Jumat, 25 April 2014

News / Internasional

Kematian Steve Jobs Dalam Foto

Jumat, 7 Oktober 2011 | 09:16 WIB

Baca juga

NEW YORK, KOMPAS.com — Steve Jobs bukan kepala negara atau bintang Hollywood. Namun, kematian si jenius visioner yang membentuk kembali dunia itu mendapat banyak curahan kasih dari penjuru dunia, dari masyarakat biasa hingga tokoh-tokoh dunia, bahkan para pesaingnya di dunia bisnis. Jobs pun dilihat sebagai ikon budaya yang termasyhur.

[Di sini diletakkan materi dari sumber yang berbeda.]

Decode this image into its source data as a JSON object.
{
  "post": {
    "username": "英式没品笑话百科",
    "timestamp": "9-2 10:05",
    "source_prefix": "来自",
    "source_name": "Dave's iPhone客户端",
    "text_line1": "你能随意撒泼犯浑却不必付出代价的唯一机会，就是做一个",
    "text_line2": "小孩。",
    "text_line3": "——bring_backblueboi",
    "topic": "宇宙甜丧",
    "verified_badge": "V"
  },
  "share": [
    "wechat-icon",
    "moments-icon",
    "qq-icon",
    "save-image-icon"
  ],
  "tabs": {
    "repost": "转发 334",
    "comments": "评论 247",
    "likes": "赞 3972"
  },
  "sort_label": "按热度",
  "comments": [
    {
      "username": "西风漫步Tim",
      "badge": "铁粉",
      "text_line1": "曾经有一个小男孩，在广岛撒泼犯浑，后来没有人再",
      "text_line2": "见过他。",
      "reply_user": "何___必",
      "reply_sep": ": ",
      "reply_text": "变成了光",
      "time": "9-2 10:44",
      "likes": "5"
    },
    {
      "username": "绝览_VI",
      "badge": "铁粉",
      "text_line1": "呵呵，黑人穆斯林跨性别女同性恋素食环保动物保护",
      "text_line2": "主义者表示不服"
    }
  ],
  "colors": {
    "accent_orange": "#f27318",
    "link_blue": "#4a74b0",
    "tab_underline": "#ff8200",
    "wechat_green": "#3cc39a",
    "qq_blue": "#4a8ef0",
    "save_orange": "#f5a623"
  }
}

Para penggemar produk Apple, perusahaan komputer yang ikut didirikan dan dibesarkan Jobs, berkumpul di toko-toko Apple di berbagai belahan dunia untuk mengekspresi tanda dukacita mereka dengan berbagai cara. Di markas besar Apple di Cupertino, California, AS, para pelayat berkumpul di luar untuk meletakkan karangan bunga dan menyalakan lilin sepanjang malam. Para siswa di China menulis nama Jobs dalam huruf China.

Tokoh-tokoh di dunia politik, bisnis, olahraga, serta hiburan pun tak ketinggalan mengungkapkan belasungkawa atas kematian Jobs yang telah merevolsui perkembangan teknologi. Sejumlah ucapan paling menyentuh muncul dari pesaing terbesarnya di dunia bisnis, yang justru mengagumi dia sebagai pesaing dan manusia.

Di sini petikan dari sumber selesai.